J’ajouterai — et cela été soulevé par le représentant de la région de Kootenay — qu’il y a eu des programmes avant 2015, mais qu’ils ne concernaient pas le raccordement des résidences privées. Les subventions du gouvernement fédéral s’adressaient alors aux écoles, aux municipalités, aux casernes de pompiers et aux bibliothèques, mais pas aux résidences privées. Les particuliers étaient donc à la merci des forces du marché.

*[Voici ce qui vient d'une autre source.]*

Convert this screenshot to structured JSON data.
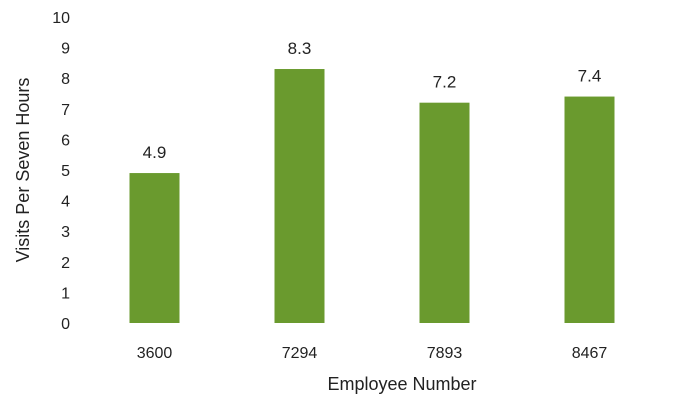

Pour y remédier, nous avons décidé de lancer le programme Brancher pour innover, qui permet de raccorder des résidences privées à la fibre optique. Jusqu’à présent, notre gouvernement a raccordé près de 400 000 logements et a mobilisé 1,2 milliard de dollars de fonds fédéraux et provinciaux pour financer des projets. Ce n’est pas rien, mais il y a encore beaucoup à faire. Nous en sommes tous conscients.
Je vais m’adresser à Mme Tribe et à mon ami, M. Jay Thomson, qui habite dans ma circonscription. Qu’est-ce qu’il faudrait modifier dans la structure du prochain programme — je veux parler du futur Fonds pour la large bande universelle — pour qu’on obtienne les résultats escomptés?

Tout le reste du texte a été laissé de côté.